The second time was the charm for East Burke, Vermont writer S.J. Cahill who won the 2019 Vermont Writers’ Prize. “I’m thrilled to win this award and to win it for this story,” Cahill said. The Vermont Writers’ Prize is awarded annually by Green Mountain Power and Vermont Magazine, and Cahill’s short story “Family Ground” is published in the March/April issue of Vermont Magazine. Cahill was a finalist for the Prize in 2014.
His story features a man trying to return home to his Northeast Kingdom community after fleeing to Canada to avoid the Vietnam draft. Cahill says it stems from his own experience. “As a military veteran who didn’t serve in Vietnam, I was intrigued with the moral dilemma. Most people have forgiven those who refused to go but there are some who never will,” Cahill said.
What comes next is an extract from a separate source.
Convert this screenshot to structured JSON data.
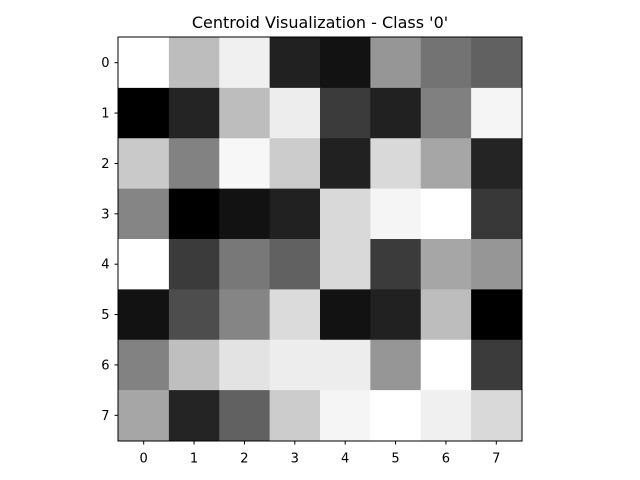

The Vermont Writers’ Prize was created to honor the literary legacy of the late Ralph Nading Hill Jr., a Vermont historian and writer and long-time member of Green Mountain Power’s Board of Directors. It is considered by Vermont writers to be one of the state’s premier literary prizes.
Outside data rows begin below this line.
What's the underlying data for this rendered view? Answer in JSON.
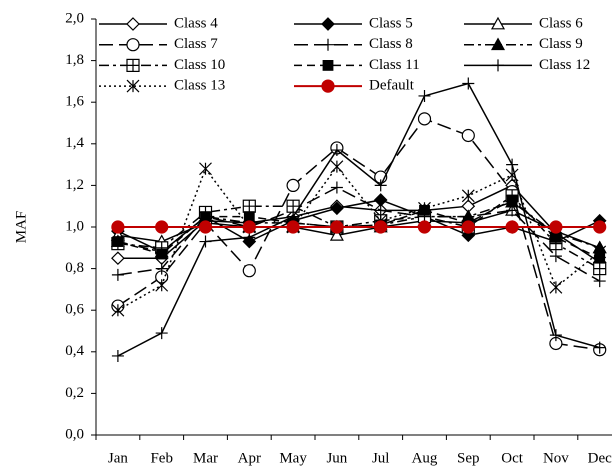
{
  "chart_data": {
    "type": "line",
    "y_label": "MAF",
    "categories": [
      "Jan",
      "Feb",
      "Mar",
      "Apr",
      "May",
      "Jun",
      "Jul",
      "Aug",
      "Sep",
      "Oct",
      "Nov",
      "Dec"
    ],
    "ylim": [
      0,
      2
    ],
    "yticks": [
      {
        "value": 0,
        "label": "0,0"
      },
      {
        "value": 0.2,
        "label": "0,2"
      },
      {
        "value": 0.4,
        "label": "0,4"
      },
      {
        "value": 0.6,
        "label": "0,6"
      },
      {
        "value": 0.8,
        "label": "0,8"
      },
      {
        "value": 1,
        "label": "1,0"
      },
      {
        "value": 1.2,
        "label": "1,2"
      },
      {
        "value": 1.4,
        "label": "1,4"
      },
      {
        "value": 1.6,
        "label": "1,6"
      },
      {
        "value": 1.8,
        "label": "1,8"
      },
      {
        "value": 2,
        "label": "2,0"
      }
    ],
    "legend": "top",
    "series": [
      {
        "name": "Class 4",
        "color": "#000",
        "dash": "solid",
        "marker": "diamond",
        "values": [
          0.85,
          0.85,
          1.03,
          1.02,
          1.05,
          1.1,
          1.08,
          1.08,
          1.1,
          1.2,
          0.97,
          0.83
        ]
      },
      {
        "name": "Class 5",
        "color": "#000",
        "dash": "solid",
        "marker": "diamond-filled",
        "values": [
          0.98,
          0.88,
          1.05,
          0.93,
          1.03,
          1.09,
          1.13,
          1.05,
          0.96,
          1.0,
          0.93,
          1.03
        ]
      },
      {
        "name": "Class 6",
        "color": "#000",
        "dash": "solid",
        "marker": "triangle",
        "values": [
          0.96,
          0.93,
          1.02,
          1.0,
          1.0,
          0.96,
          1.0,
          1.03,
          1.02,
          1.08,
          0.98,
          0.9
        ]
      },
      {
        "name": "Class 7",
        "color": "#000",
        "dash": "longdash",
        "marker": "circle",
        "values": [
          0.62,
          0.76,
          1.02,
          0.79,
          1.2,
          1.38,
          1.24,
          1.52,
          1.44,
          1.17,
          0.44,
          0.41
        ]
      },
      {
        "name": "Class 8",
        "color": "#000",
        "dash": "longdash",
        "marker": "plus",
        "values": [
          0.77,
          0.8,
          1.05,
          1.0,
          1.08,
          1.19,
          1.08,
          1.05,
          1.05,
          1.08,
          0.86,
          0.74
        ]
      },
      {
        "name": "Class 9",
        "color": "#000",
        "dash": "dashdot",
        "marker": "triangle-filled",
        "values": [
          0.93,
          0.88,
          1.05,
          1.02,
          1.02,
          1.0,
          1.01,
          1.05,
          1.05,
          1.12,
          0.97,
          0.9
        ]
      },
      {
        "name": "Class 10",
        "color": "#000",
        "dash": "dashdot",
        "marker": "square-x",
        "values": [
          0.92,
          0.9,
          1.07,
          1.1,
          1.1,
          1.0,
          1.03,
          1.05,
          1.0,
          1.15,
          0.92,
          0.8
        ]
      },
      {
        "name": "Class 11",
        "color": "#000",
        "dash": "dash",
        "marker": "square-filled",
        "values": [
          0.93,
          0.87,
          1.05,
          1.05,
          1.02,
          1.0,
          1.01,
          1.08,
          1.02,
          1.13,
          0.95,
          0.85
        ]
      },
      {
        "name": "Class 12",
        "color": "#000",
        "dash": "solid",
        "marker": "plus",
        "values": [
          0.38,
          0.49,
          0.93,
          0.95,
          1.05,
          1.37,
          1.2,
          1.63,
          1.69,
          1.3,
          0.48,
          0.42
        ]
      },
      {
        "name": "Class 13",
        "color": "#000",
        "dash": "dot",
        "marker": "asterisk",
        "values": [
          0.6,
          0.72,
          1.28,
          1.0,
          1.0,
          1.29,
          1.03,
          1.09,
          1.15,
          1.25,
          0.71,
          0.88
        ]
      },
      {
        "name": "Default",
        "color": "#c00000",
        "dash": "solid",
        "marker": "circle-filled",
        "values": [
          1,
          1,
          1,
          1,
          1,
          1,
          1,
          1,
          1,
          1,
          1,
          1
        ]
      }
    ]
  }
}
The main topic for entries is Vermont – its people, places, values or history – and entries are not limited to short stories. You can enter an essay or a poem. The three 2019 finalists are also published in the March/April issue of Vermont Magazine, “The Hot Spot,” a short story by Peter Cammann of Shelburne, “Lunar,” a poem by Lisa Buckton of South Burlington, and the poem “Poulin’s Cows,” by Carol Henrikson of Washington.
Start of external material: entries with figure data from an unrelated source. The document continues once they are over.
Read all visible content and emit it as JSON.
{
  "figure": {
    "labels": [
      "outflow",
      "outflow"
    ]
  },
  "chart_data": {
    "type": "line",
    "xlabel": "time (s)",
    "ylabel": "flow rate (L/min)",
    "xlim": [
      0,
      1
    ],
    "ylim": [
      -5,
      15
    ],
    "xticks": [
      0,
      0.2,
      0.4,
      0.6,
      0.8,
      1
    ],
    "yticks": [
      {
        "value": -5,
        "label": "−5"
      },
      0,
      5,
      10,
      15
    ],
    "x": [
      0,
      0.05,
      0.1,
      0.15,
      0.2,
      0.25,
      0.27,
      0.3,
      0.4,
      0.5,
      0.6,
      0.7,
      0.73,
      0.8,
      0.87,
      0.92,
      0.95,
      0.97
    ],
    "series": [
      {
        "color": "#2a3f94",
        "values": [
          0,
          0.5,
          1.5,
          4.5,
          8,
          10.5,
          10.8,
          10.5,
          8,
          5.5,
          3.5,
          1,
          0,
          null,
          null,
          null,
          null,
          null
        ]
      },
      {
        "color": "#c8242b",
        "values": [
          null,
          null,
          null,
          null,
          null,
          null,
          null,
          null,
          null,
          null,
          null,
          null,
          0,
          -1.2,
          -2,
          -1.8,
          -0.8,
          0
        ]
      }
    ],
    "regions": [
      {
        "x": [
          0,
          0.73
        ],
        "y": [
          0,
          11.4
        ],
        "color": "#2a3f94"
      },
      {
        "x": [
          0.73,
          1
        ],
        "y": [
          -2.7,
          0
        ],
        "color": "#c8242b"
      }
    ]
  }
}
“Cahill’s ‘Family Ground’ is a captivating story,” said Phil Jordan, editor of Vermont Magazine. “He writes with clarity that draws out the emotion in this personal story while Vermont remains a central feature, which is a wonderful tradition for winners of this Prize.”
The selection was made by an independent panel of judges: Phil Jordan, editor of Vermont Magazine; Tony Marro, retired executive editor of Newsday; Alison Freeland, a 1994 winner of the Ralph Nading Hill, Jr. award (predecessor of Vermont Writers’ Prize); Suzanne Loring, a writer at The Stern Center for Language and Learning and committee member of the Dorothy Canfield Fisher Children’s Book Award; Marisa Crumb, Executive Editor of Vermont Magazine, Brian Otley, Green Mountain Power COO; and Steve Terry, retired Green Mountain Power senior executive.
The growing number of poems entered over the last few years convinced contest organizers to establish a new, separate Vermont Writers’ Prize for Poetry. “The interest in poetry is growing. We see it in the number of poems submitted and the quality of the writing is tremendous. We hope this new award specifically for poetry will both celebrate that and encourage more Vermonters to write and submit their poems,” GMP’s Brian Otley said.
Next year, there will be $1,250 Prizes for both Prose and Poetry. Entries for the 2020 Vermont Writers’ Prizes are now being accepted.
Entries must be unpublished and less than 1,500 words long. Writers have to live in Vermont and may submit only one entry. Employees of Vermont Magazine or Green Mountain Power and previous winners are ineligible. The deadline to enter is November 1.